STATUS_UNFINISHED_CONTEXT_DELETED (0XC00002EE) Fix

Quick answer

Run klist purge as admin, then restart Workstation and Netlogon services. If it's a server, reboot it. That clears the busted security context.

Why you're seeing this

This error pops up when Windows tries to complete an authentication handshake — usually over SMB or Kerberos — but the security context (the temporary data structure holding the session keys) got deleted before the handshake finished. Think of it like a phone call where someone hangs up while you're mid-sentence. The most common scenario: a domain-joined machine tries to access a file share on a server, but the Kerberos ticket expired or a network hiccup killed the connection. I fixed this last month for a client whose file server kept dropping connections after a power outage — the LSASS cache got corrupted.

Fix steps (in order)

1. Flush Kerberos tickets. Open Command Prompt as Administrator and run klist purge. This nukes all cached tickets. If you're on a domain, might need to re-authenticate after.
2. Restart key services. Run net stop workstation && net start workstation, then net stop netlogon && net start netlogon. The Workstation service handles SMB connections; Netlogon manages secure channel to the domain controller.
3. Clear SMB cache. In an admin PowerShell, run net session /delete to drop all active SMB sessions. Then Remove-SmbSession -Force -ErrorAction SilentlyContinue for good measure.
4. Check LSASS health. Open Event Viewer, go to Windows Logs > System. Look for LSASS errors (source: LSASS or Security-Kerberos). If you see crashes, you might have a corrupted LSA policy — run sfc /scannow to fix system files.
5. Reboot. If none of the above worked, shutdown /r /t 0. Sometimes it's the only way to reset the kernel's security context pool.

Alternative fixes if the main ones fail

Check domain controller connectivity

Run nltest /dsgetdc:yourdomain.local. If it fails, your machine can't reach a DC. Fix DNS first — this error often masks a DNS resolution failure.

Repair LSA cache

If the issue persists after rebooting, your LSASS process might have a corrupt cache. Boot into Safe Mode with Networking, run lsass.exe /regserver from an admin command prompt, then reboot normally. Had to do this on a Windows Server 2019 that wouldn't authenticate anyone.

Disable SMB signing (temporary test only)

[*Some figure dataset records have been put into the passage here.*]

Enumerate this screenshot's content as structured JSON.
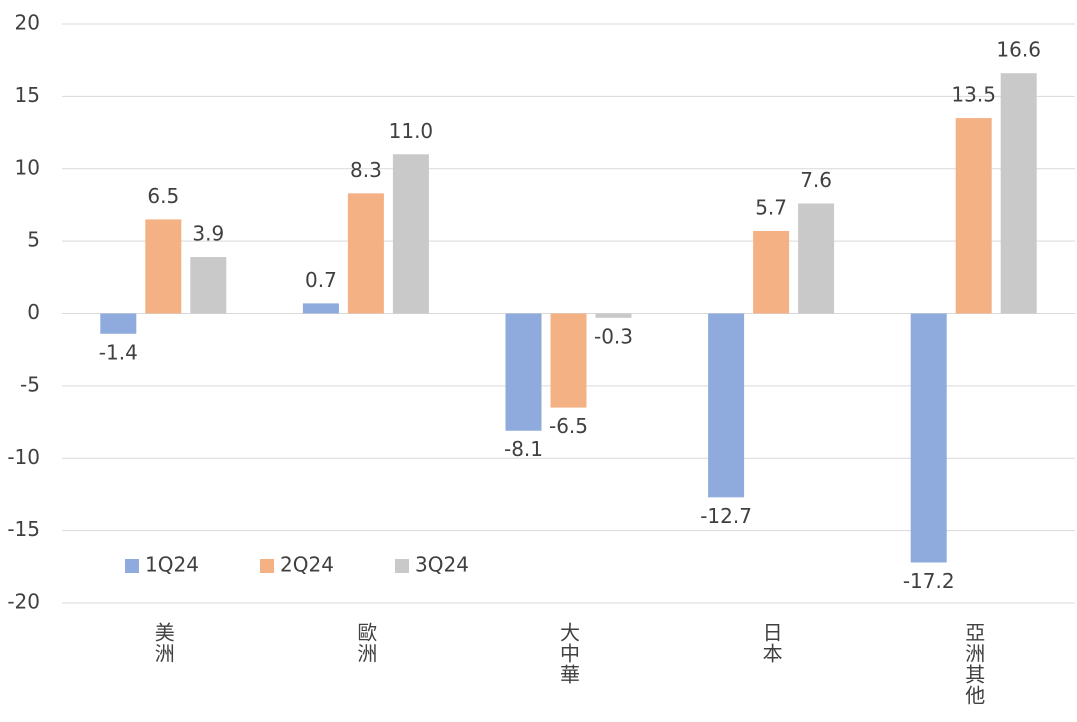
{
  "chart_data": {
    "type": "bar",
    "categories": [
      "美洲",
      "歐洲",
      "大中華",
      "日本",
      "亞洲其他"
    ],
    "series": [
      {
        "name": "1Q24",
        "color": "#8faadc",
        "values": [
          -1.4,
          0.7,
          -8.1,
          -12.7,
          -17.2
        ],
        "value_labels": [
          "-1.4",
          "0.7",
          "-8.1",
          "-12.7",
          "-17.2"
        ]
      },
      {
        "name": "2Q24",
        "color": "#f4b183",
        "values": [
          6.5,
          8.3,
          -6.5,
          5.7,
          13.5
        ],
        "value_labels": [
          "6.5",
          "8.3",
          "-6.5",
          "5.7",
          "13.5"
        ]
      },
      {
        "name": "3Q24",
        "color": "#c9c9c9",
        "values": [
          3.9,
          11.0,
          -0.3,
          7.6,
          16.6
        ],
        "value_labels": [
          "3.9",
          "11.0",
          "-0.3",
          "7.6",
          "16.6"
        ]
      }
    ],
    "ylim": [
      -20,
      20
    ],
    "yticks": [
      -20,
      -15,
      -10,
      -5,
      0,
      5,
      10,
      15,
      20
    ],
    "grid": true,
    "legend": "lower left"
  }
}
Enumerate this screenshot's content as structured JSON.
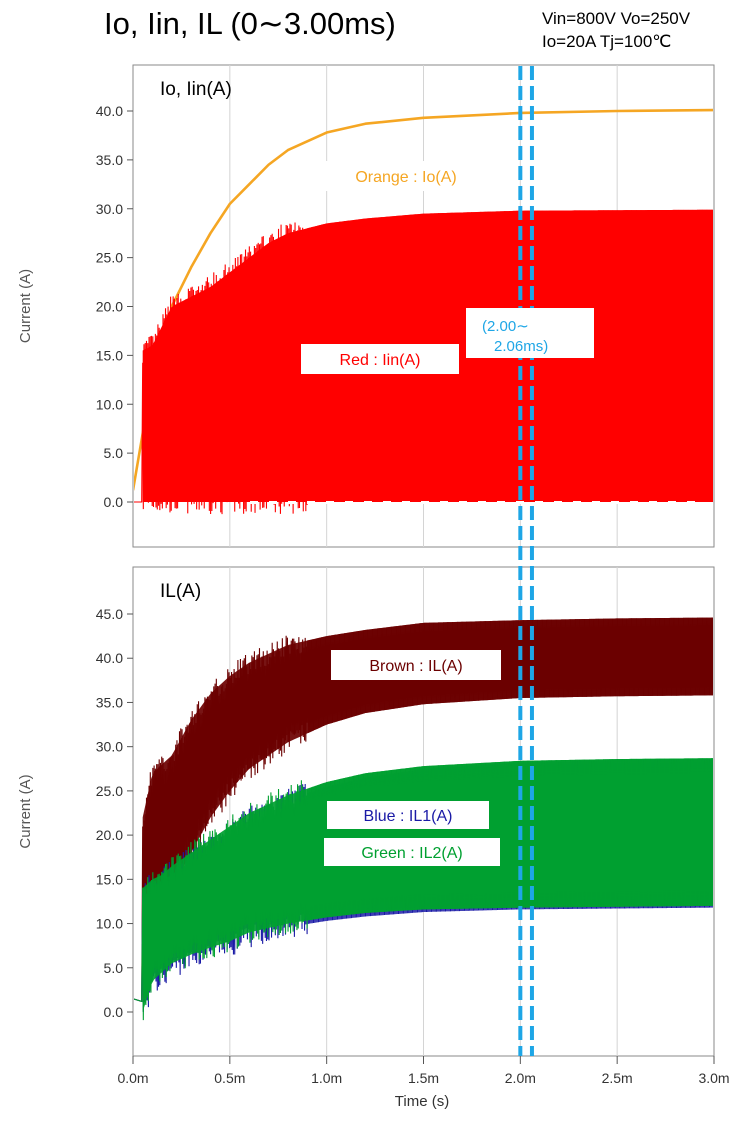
{
  "title": "Io, Iin, IL (0∼3.00ms)",
  "conditions": [
    "Vin=800V Vo=250V",
    "Io=20A Tj=100℃"
  ],
  "colors": {
    "orange": "#f5a623",
    "red": "#ff0000",
    "brown": "#6b0000",
    "blue": "#1a1aa6",
    "green": "#00a030",
    "marker": "#1ea6e6"
  },
  "window_marker": {
    "x": [
      2.0,
      2.06
    ],
    "label": [
      "(2.00∼",
      "2.06ms)"
    ]
  },
  "chart_data": [
    {
      "type": "line",
      "title": "Io, Iin(A)",
      "ylabel": "Current (A)",
      "xlabel": "",
      "xlim": [
        0,
        3.0
      ],
      "ylim": [
        0,
        40
      ],
      "yticks": [
        "0.0",
        "5.0",
        "10.0",
        "15.0",
        "20.0",
        "25.0",
        "30.0",
        "35.0",
        "40.0"
      ],
      "grid": "vertical",
      "series": [
        {
          "name": "Orange : Io(A)",
          "color": "#f5a623",
          "x": [
            0,
            0.05,
            0.1,
            0.15,
            0.2,
            0.25,
            0.3,
            0.4,
            0.5,
            0.6,
            0.7,
            0.8,
            1.0,
            1.2,
            1.5,
            2.0,
            2.5,
            3.0
          ],
          "y": [
            1.2,
            7,
            12,
            15,
            20,
            22,
            24,
            27.5,
            30.5,
            32.5,
            34.5,
            36,
            37.8,
            38.7,
            39.3,
            39.8,
            40,
            40.1
          ]
        },
        {
          "name": "Red : Iin(A)",
          "color": "#ff0000",
          "band": true,
          "x": [
            0.05,
            0.1,
            0.15,
            0.2,
            0.3,
            0.4,
            0.5,
            0.6,
            0.7,
            0.8,
            1.0,
            1.2,
            1.5,
            2.0,
            3.0
          ],
          "y_max": [
            15.5,
            16,
            18,
            20,
            21,
            22,
            23.5,
            25,
            26.5,
            27.5,
            28.5,
            29,
            29.5,
            29.8,
            29.9
          ],
          "y_min": [
            0,
            0,
            0,
            0,
            0,
            0,
            0,
            0,
            0,
            0,
            0,
            0,
            0,
            0,
            0
          ]
        }
      ]
    },
    {
      "type": "line",
      "title": "IL(A)",
      "ylabel": "Current (A)",
      "xlabel": "Time (s)",
      "xlim": [
        0,
        3.0
      ],
      "ylim": [
        0,
        45
      ],
      "yticks": [
        "0.0",
        "5.0",
        "10.0",
        "15.0",
        "20.0",
        "25.0",
        "30.0",
        "35.0",
        "40.0",
        "45.0"
      ],
      "xticks": [
        "0.0m",
        "0.5m",
        "1.0m",
        "1.5m",
        "2.0m",
        "2.5m",
        "3.0m"
      ],
      "grid": "vertical",
      "series": [
        {
          "name": "Brown : IL(A)",
          "color": "#6b0000",
          "band": true,
          "x": [
            0.05,
            0.1,
            0.15,
            0.2,
            0.3,
            0.4,
            0.5,
            0.6,
            0.8,
            1.0,
            1.2,
            1.5,
            2.0,
            2.5,
            3.0
          ],
          "y_max": [
            22,
            27,
            28,
            29,
            33,
            36,
            38,
            39.5,
            41.5,
            42.5,
            43.2,
            44,
            44.3,
            44.5,
            44.6
          ],
          "y_min": [
            6,
            9,
            10,
            14,
            18,
            22,
            25,
            27.5,
            30.5,
            32.5,
            33.8,
            34.8,
            35.5,
            35.7,
            35.8
          ]
        },
        {
          "name": "Blue : IL1(A)",
          "color": "#1a1aa6",
          "band": true,
          "x": [
            0.05,
            0.1,
            0.15,
            0.2,
            0.3,
            0.4,
            0.5,
            0.6,
            0.8,
            1.0,
            1.2,
            1.5,
            2.0,
            2.5,
            3.0
          ],
          "y_max": [
            14,
            14.5,
            15,
            16,
            17.5,
            19,
            20.5,
            22,
            24,
            25.5,
            26.5,
            27.5,
            28.2,
            28.5,
            28.6
          ],
          "y_min": [
            0,
            3,
            4,
            5,
            6,
            6.8,
            7.5,
            8.5,
            9.6,
            10.3,
            10.8,
            11.3,
            11.6,
            11.7,
            11.8
          ]
        },
        {
          "name": "Green : IL2(A)",
          "color": "#00a030",
          "band": true,
          "x": [
            0.05,
            0.1,
            0.15,
            0.2,
            0.3,
            0.4,
            0.5,
            0.6,
            0.8,
            1.0,
            1.2,
            1.5,
            2.0,
            2.5,
            3.0
          ],
          "y_max": [
            14,
            15,
            15.5,
            16.5,
            18,
            19.5,
            21,
            22.5,
            24.5,
            26,
            27,
            27.8,
            28.4,
            28.6,
            28.7
          ],
          "y_min": [
            0,
            3.5,
            4.5,
            5.5,
            6.5,
            7.3,
            8,
            9,
            10,
            10.7,
            11.2,
            11.6,
            11.8,
            11.9,
            12
          ]
        }
      ]
    }
  ]
}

In advanced cases, SMB packet signing can cause timing issues. Disable it for testing: open gpedit.msc > Computer Config > Windows Settings > Security Settings > Local Policies > Security Options > Microsoft network server: Digitally sign communications (always) > set to Disabled. Reboot, test. If it works, re-enable and look for the real culprit (usually a misconfigured firewall or third-party antivirus).

Prevention tips

• Keep your Windows up to date — Microsoft patched several LSASS bugs in KB5031356 and later.
• Avoid flaky network paths between clients and domain controllers. Use redundant DNS servers and static IPs for DCs.
• If you see this error repeatedly on a server, monitor LSASS memory usage with Performance Monitor. Sudden spikes often indicate a resource leak that needs a full reboot.
• Third-party antivirus that hooks LSASS (like old Symantec Endpoint Protection) loves to break security contexts. If none of the above helps, try disabling the AV temporarily.

Real talk: I've seen this error most often after someone force-killed an SMB session or a domain controller rebooted mid-authentication. It's almost never a hardware fault — it's a software state problem. Flush, restart, reboot. If that fails, you've got deeper issues.